High oil prices may pull down India's GDP growth: ADB Wednesday, September 22 2004 20:59 Hrs (IST)
New Delhi:
India's economic growth is likely to slow down to 6.5 per cent this fiscal and to 6 per cent in the subsequent year mainly due to high oil prices, which reactivated inflation, the Asian Development Bank (ADB) said today (Sep 22, 2004).
In its update on forecast, the Manila-based bank also said the Government's "ad hoc" measures (cut in excise and customs duties on petroleum goods and incentives introduced in trade policy) to rein in inflation may lead to overshooting of the budgeted fiscal deficit target of 4.4 per cent of GDP (Gross Domestic Product) this year.
The ADB said growth, which reached 8.2 per cent in 2003-04, was expected to fall despite assumptions of 3.1 per cent growth in agriculture and normal monsoon this year.
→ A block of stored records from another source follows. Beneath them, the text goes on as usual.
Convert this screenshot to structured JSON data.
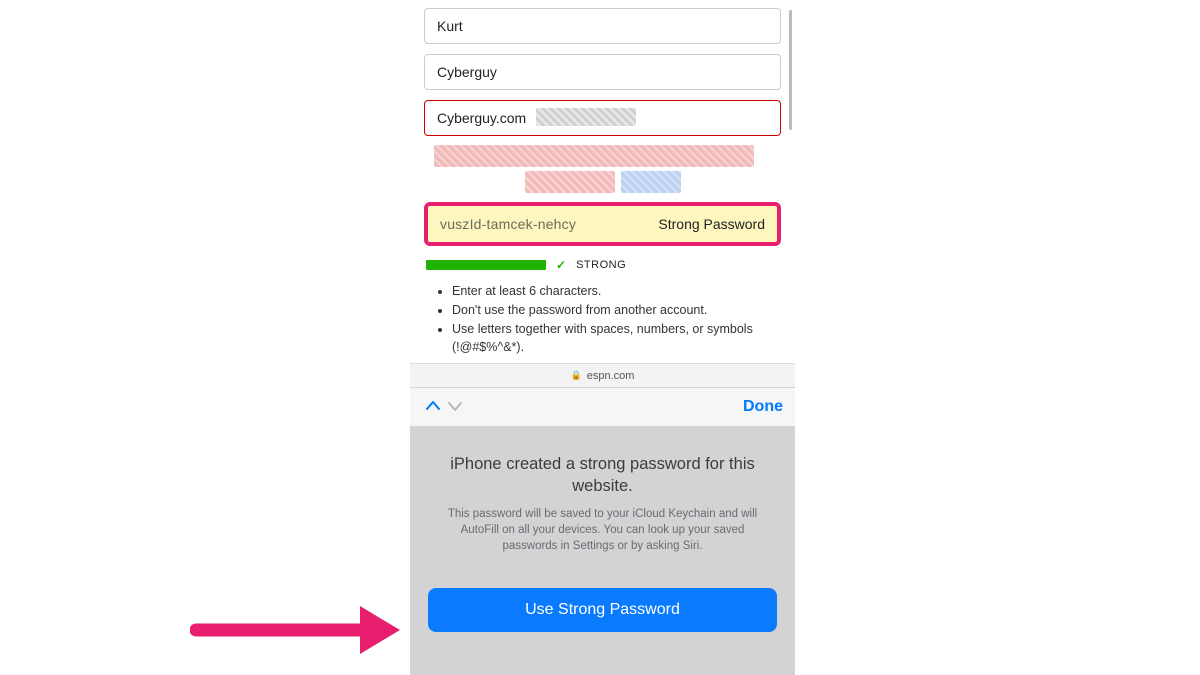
{
  "form": {
    "first_name": "Kurt",
    "last_name": "Cyberguy",
    "email_visible": "Cyberguy.com",
    "password_value": "vuszId-tamcek-nehcy",
    "password_badge": "Strong Password",
    "strength_label": "STRONG",
    "hints": [
      "Enter at least 6 characters.",
      "Don't use the password from another account.",
      "Use letters together with spaces, numbers, or symbols (!@#$%^&*)."
    ]
  },
  "browser": {
    "domain": "espn.com"
  },
  "accessory": {
    "done": "Done"
  },
  "keychain": {
    "title": "iPhone created a strong password for this website.",
    "subtitle": "This password will be saved to your iCloud Keychain and will AutoFill on all your devices. You can look up your saved passwords in Settings or by asking Siri.",
    "primary_button": "Use Strong Password"
  },
  "colors": {
    "accent_blue": "#0a7aff",
    "highlight_pink": "#e71f6e",
    "strength_green": "#1eb300"
  }
}
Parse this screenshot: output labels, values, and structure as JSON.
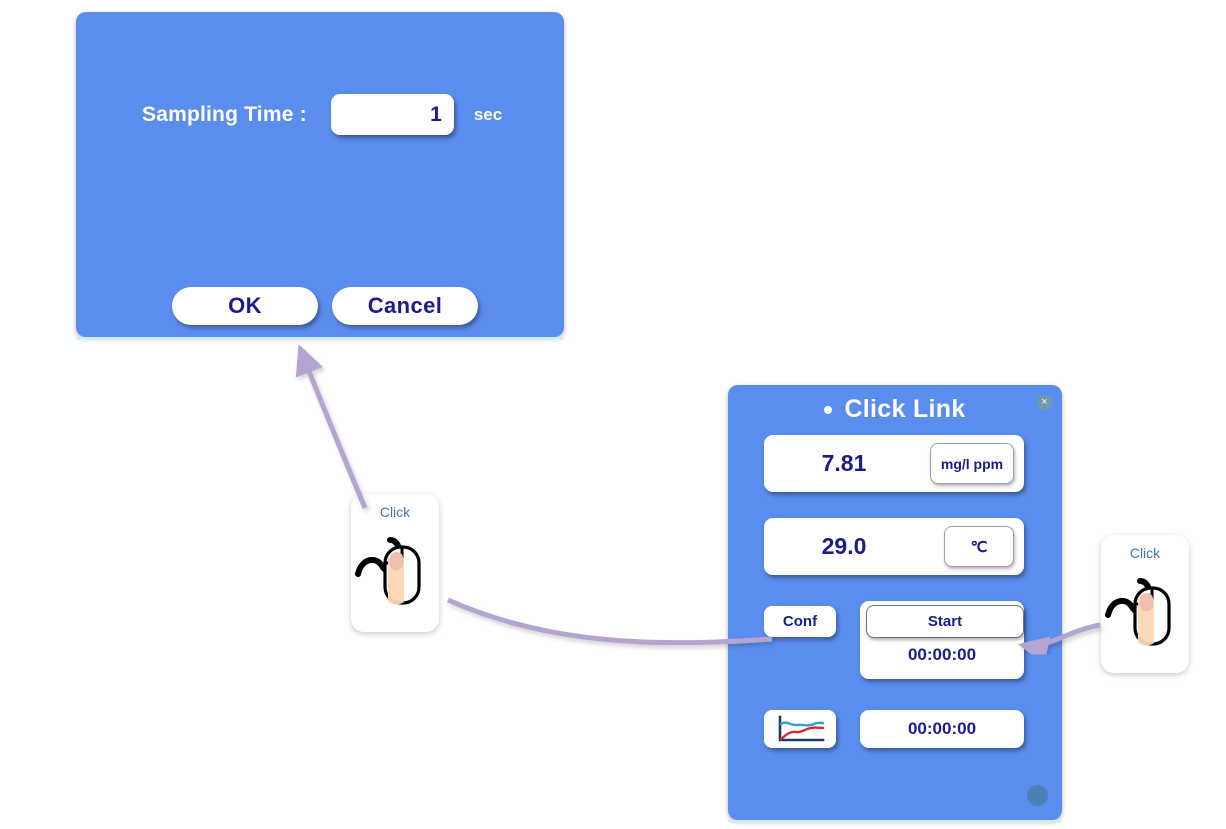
{
  "sampling_dialog": {
    "label": "Sampling Time :",
    "value": "1",
    "placeholder": "1",
    "unit": "sec",
    "ok_label": "OK",
    "cancel_label": "Cancel",
    "panel_color": "#5b8def",
    "text_color": "#ffffff",
    "value_color": "#1b1b8f"
  },
  "click_link_panel": {
    "title": "Click Link",
    "close_glyph": "×",
    "panel_color": "#5b8def",
    "readings": [
      {
        "value": "7.81",
        "unit": "mg/l ppm"
      },
      {
        "value": "29.0",
        "unit": "℃"
      }
    ],
    "conf_label": "Conf",
    "start_label": "Start",
    "start_timer": "00:00:00",
    "elapsed_timer": "00:00:00",
    "graph_icon": "line-chart-icon",
    "graph_icon_colors": {
      "axis": "#1b3a6b",
      "upper_line": "#2f9fd0",
      "lower_line": "#d42a2a"
    },
    "resize_handle": "resize-dot"
  },
  "click_cards": [
    {
      "label": "Click",
      "icon": "mouse-click-icon"
    },
    {
      "label": "Click",
      "icon": "mouse-click-icon"
    }
  ],
  "connectors": {
    "color": "#b3a5cf",
    "items": [
      {
        "name": "arrow-to-ok-button",
        "from": "click-card-left",
        "to": "ok-button"
      },
      {
        "name": "arrow-to-conf-button",
        "from": "click-card-left",
        "to": "conf-button"
      },
      {
        "name": "arrow-to-start-button",
        "from": "click-card-right",
        "to": "start-button"
      }
    ]
  }
}
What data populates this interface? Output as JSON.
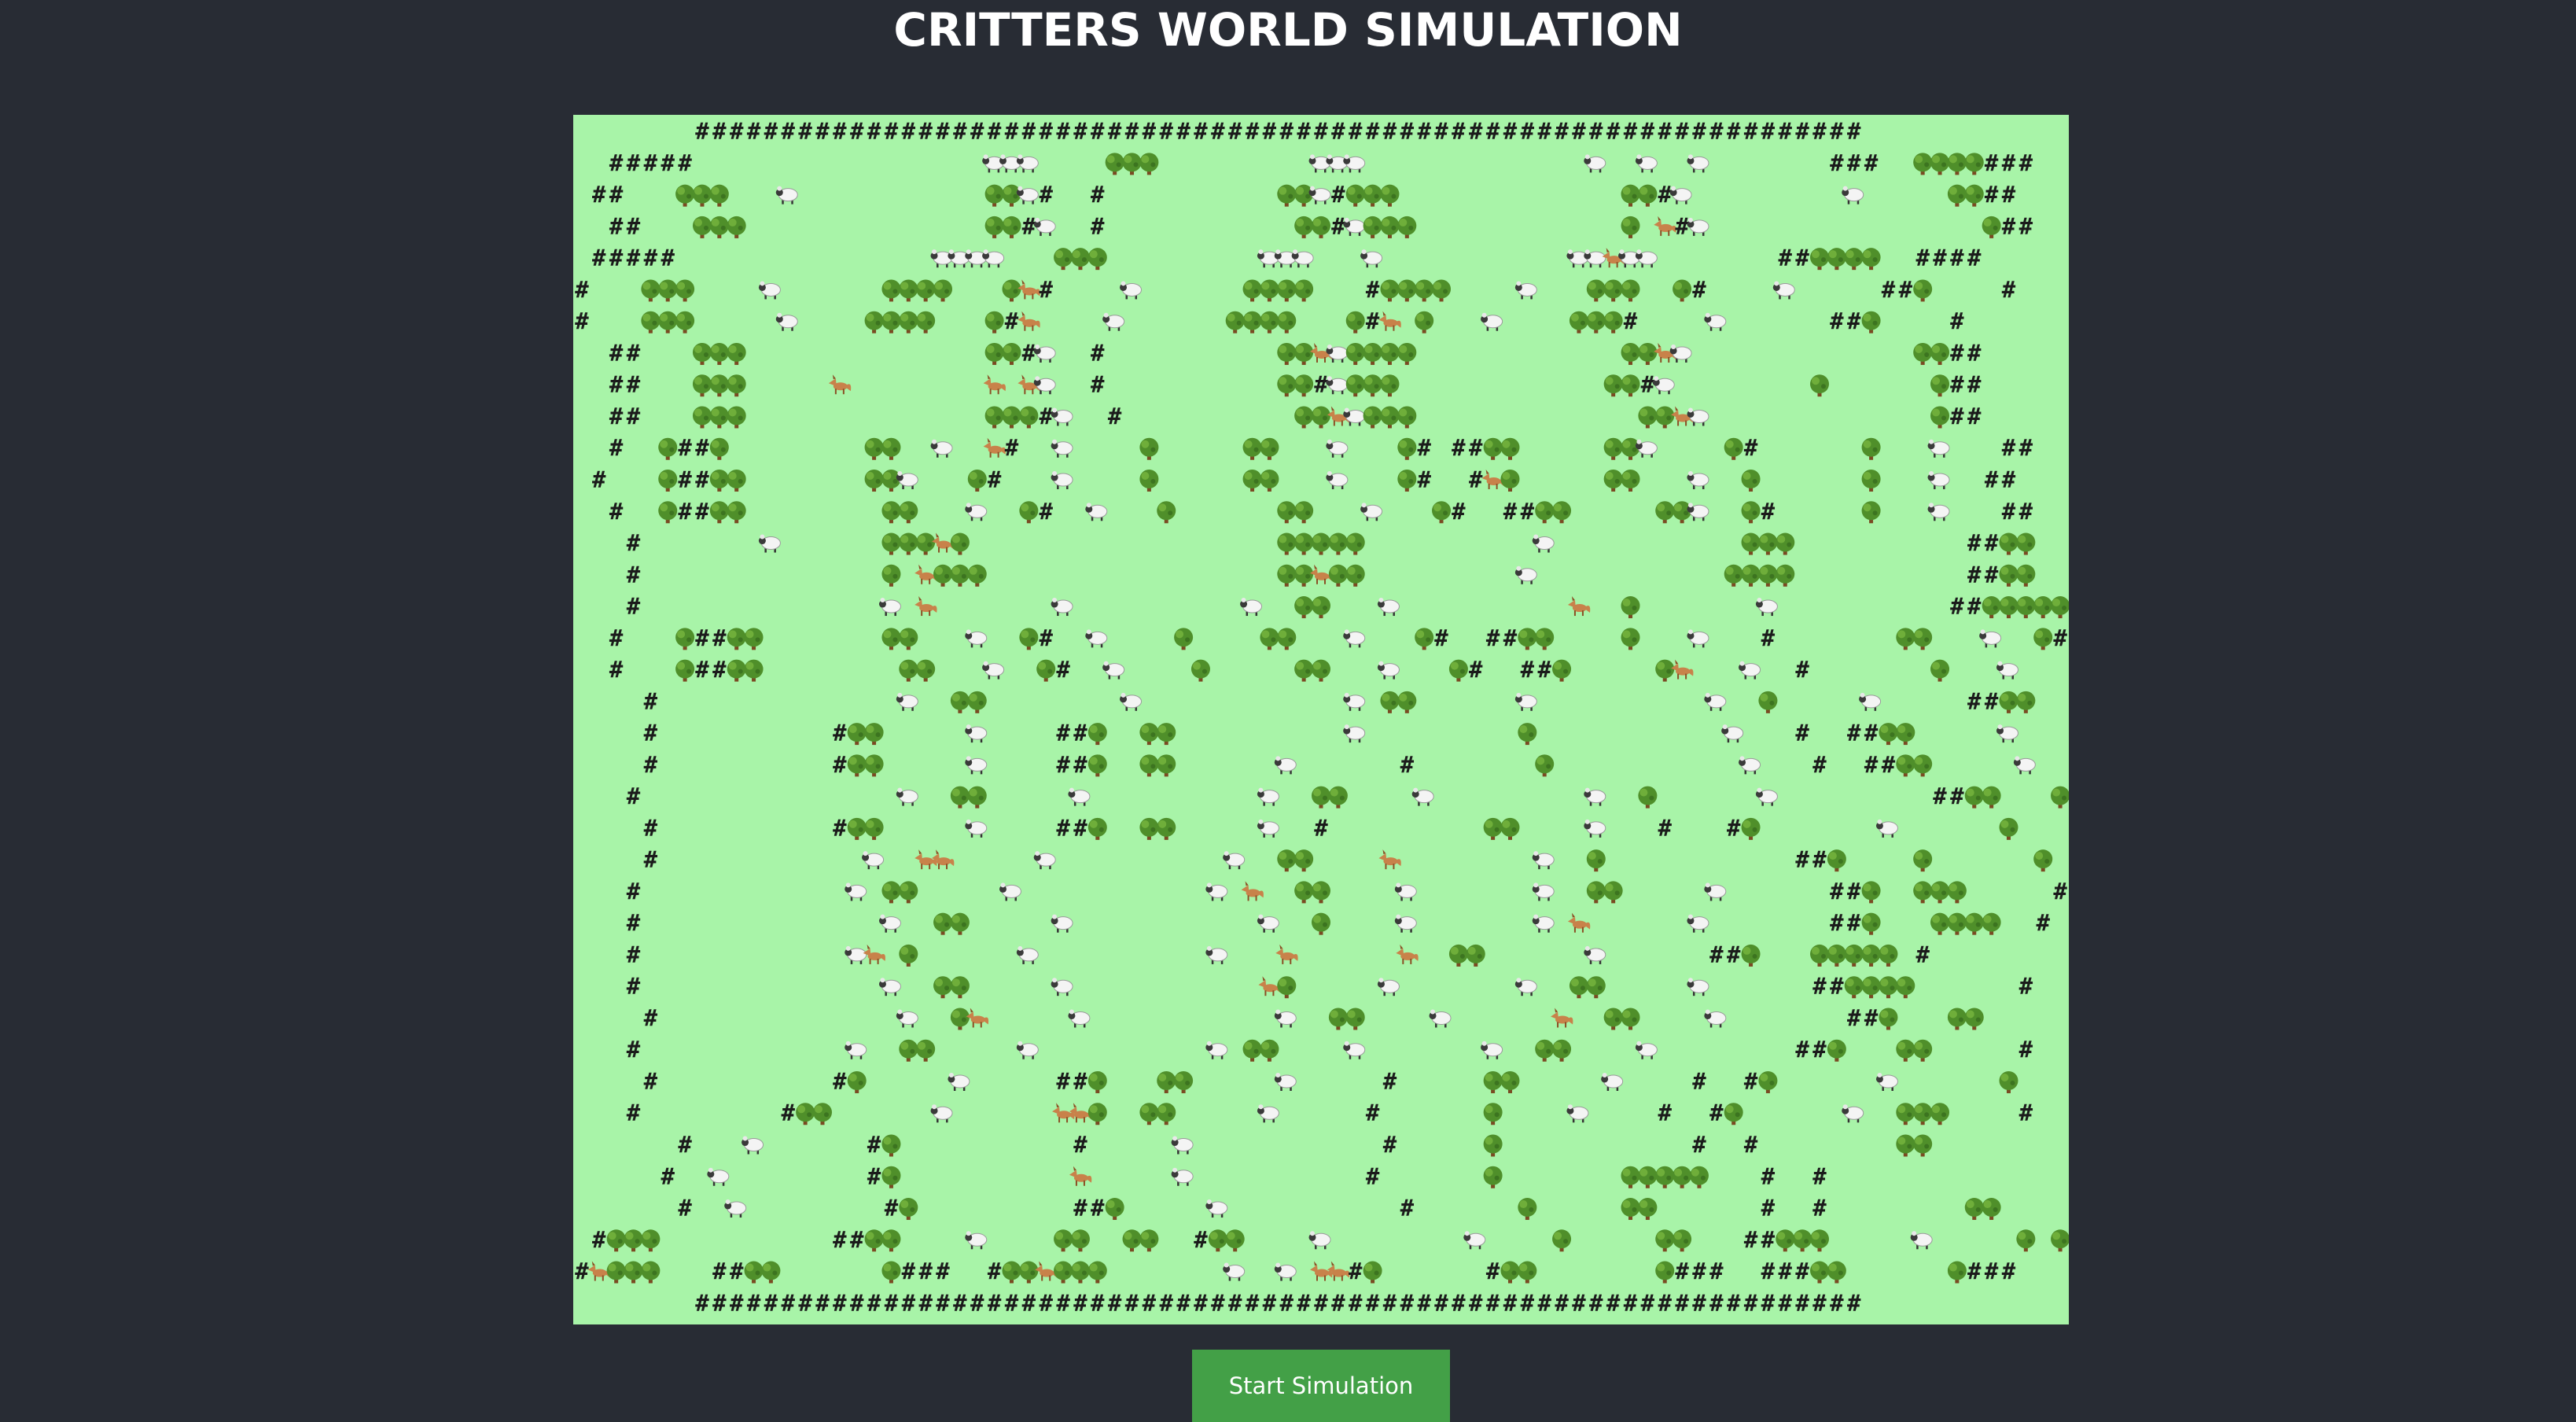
{
  "page": {
    "title": "CRITTERS WORLD SIMULATION",
    "start_button_label": "Start Simulation"
  },
  "legend_symbols": {
    "wall": "#",
    "tree": "tree-icon",
    "sheep": "sheep-icon",
    "fox": "fox-icon"
  },
  "colors": {
    "page_background": "#282c34",
    "grass": "#a8f4a8",
    "button": "#43a047",
    "wall_text": "#1b1b1b",
    "tree_canopy": "#4f8f2a",
    "sheep_wool": "#f4f4f4",
    "fox_fur": "#c8824a"
  },
  "world": {
    "columns": 87,
    "rows": 38,
    "grid": [
      "       ####################################################################        ",
      "  #####                 SSS    TTT         SSS             S  S  S       ###  TTTT###",
      " ##   TTT   S           TTS#  #          TTS#TTT             TT#S         S     TT## ",
      "  ##   TTT              TT#S  #           TT#STTT            T F#S                T##",
      " #####               SSSS   TTT         SSS   S           SSFSS       ##TTTT  ####  ",
      "#   TTT    S      TTTT   TF#    S      TTTT   #TTTT    S   TTT  T#    S     ##T    #  ",
      "#   TTT     S    TTTT   T#F    S      TTTT   T#F T   S    TTT#    S      ##T    #   ",
      "  ##   TTT              TT#S  #          TTFSTTTT            TTFS             TT##  ",
      "  ##   TTT     F        F FS  #          TT#STTT            TT#S        T      T## ",
      "  ##   TTT              TTT#S  #          TTFSTTT             TTFS             T## ",
      "  #  T##T        TT  S  F#  S    T     TT   S   T# ##TT     TTS    T#      T   S   ## ",
      " #   T##TT       TTS   T#   S    T     TT   S   T#  #FT     TT   S  T      T   S  ##  ",
      "  #  T##TT        TT   S  T#  S   T      TT   S   T#  ##TT     TTS  T#     T   S   ## ",
      "   #       S      TTTFT                  TTTTT          S           TTT          ##TT   # ",
      "   #              T FTTT                 TTFTT         S           TTTT          ##TT   #",
      "   #              S F       S          S  TT   S          F  T       S          ##TTTTT  #",
      "  #   T##TT       TT   S  T#  S    T    TT   S   T#  ##TT    T   S   #       TT   S  T##  ",
      "  #   T##TT        TT   S  T#  S    T     TT   S   T#  ##T     TF   S  #       T   S   T##",
      "    #              S  TT        S            S TT      S          S  T     S     ##TT  ",
      "    #          #TT     S    ##T  TT          S         T           S   #  ##TT     S  ",
      "    #          #TT     S    ##T  TT      S      #       T           S   #  ##TT     S  T",
      "   #               S  TT     S          S  TT    S         S  T      S         ##TT   T  T  T  #",
      "    #          #TT     S    ##T  TT     S  #         TT    S   #   #T       S      T",
      "    #            S  FF     S          S  TT    F        S  T           ##T    T      T",
      "   #            S TT     S           S F  TT    S       S  TT     S      ##T  TTT     #",
      "   #              S  TT     S           S  T    S       S F      S       ##T   TTTT  #",
      "   #            SF T      S          S   F      F  TT      S      ##T   TTTTT #",
      "   #              S  TT     S           FT     S       S  TT     S      ##TTTT      #",
      "    #              S  TF     S           S  TT    S      F  TT    S       ##T   TT",
      "   #            S  TT     S          S TT    S       S  TT    S        ##T   TT     #",
      "    #          #T     S     ##T   TT     S     #     TT     S    #  #T      S      T",
      "   #        #TT      S      FFT  TT     S     #      T    S    #  #T      S  TTT    #",
      "      #   S      #T          #     S           #     T           #  #        TT",
      "     #  S        #T          F     S          #      T       TTTTT   #  #",
      "      #  S        #T         ##T     S          #      T     TT      #  #        TT",
      " #TTT          ##TT    S    TT  TT  #TT    S        S    T     TT   ##TTT     S     T T#",
      "#FTTT   ##TT      T###  #TTFTTT       S  S FF#T      #TT       T###  ###TT      T###",
      "       ####################################################################        "
    ]
  }
}
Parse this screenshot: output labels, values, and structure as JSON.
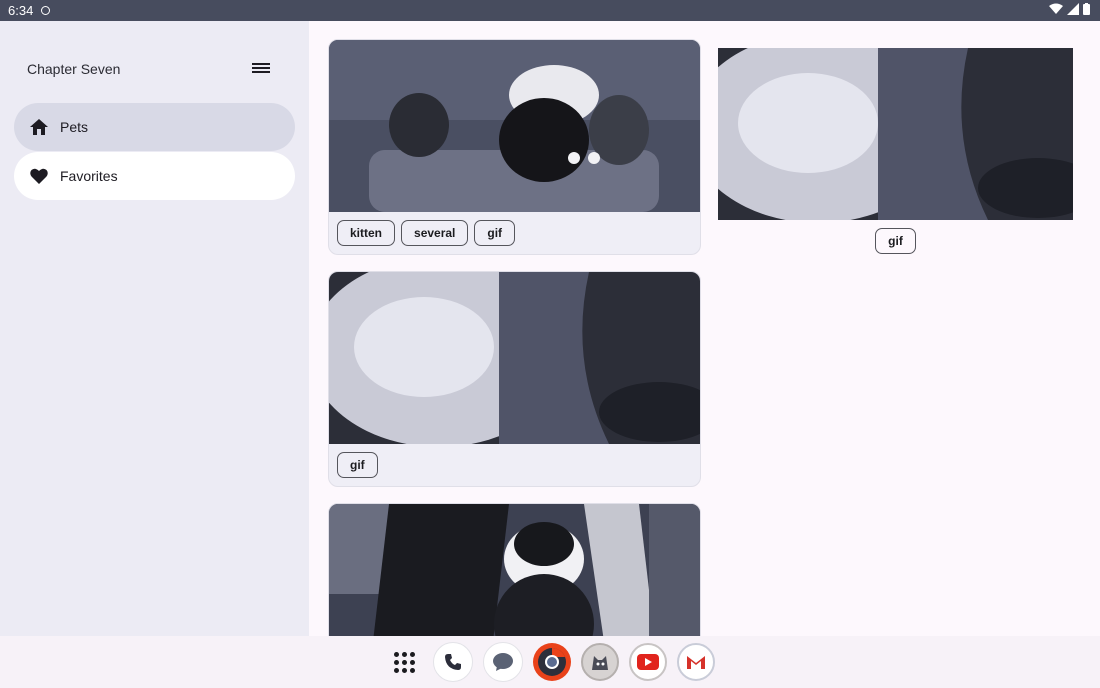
{
  "status": {
    "time": "6:34"
  },
  "drawer": {
    "title": "Chapter Seven",
    "items": [
      {
        "label": "Pets",
        "icon": "home-icon",
        "selected": true
      },
      {
        "label": "Favorites",
        "icon": "heart-icon",
        "selected": false
      }
    ]
  },
  "cards": [
    {
      "tags": [
        "kitten",
        "several",
        "gif"
      ]
    },
    {
      "tags": [
        "gif"
      ]
    },
    {
      "tags": []
    }
  ],
  "right_card": {
    "tags": [
      "gif"
    ]
  },
  "dock": {
    "apps": [
      "app-drawer-icon",
      "phone-icon",
      "messages-icon",
      "chrome-icon",
      "cat-app-icon",
      "youtube-icon",
      "gmail-icon"
    ]
  },
  "colors": {
    "status_bar": "#474c5e",
    "drawer_bg": "#ecebf4",
    "nav_active": "#d8d9e6",
    "content_bg": "#fdf8fd"
  }
}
"This (decline in growth) is mainly on account of lower projected growth in industry and services as a consequence of the expected downturn in the country's business cycle," it said.
Highlighting that price of crude oil was "most critical" for India because of imports, it said past experience showed that a "steep rise in oil prices triggers inflation, adversely impacts balance of trade and lowers growth."
The rising inflation was likely to prevail through this fiscal and next year mainly due to soaring prices of oil and agricultural commodities and expected escalation in price of manufactured products, it said.
Manufacturers who are currently absorbing the increase in costs and will eventually pass this on to consumers, leading to lagged increase in industrial prices in 2005-06 as a consequence of the price escalation this year, it said.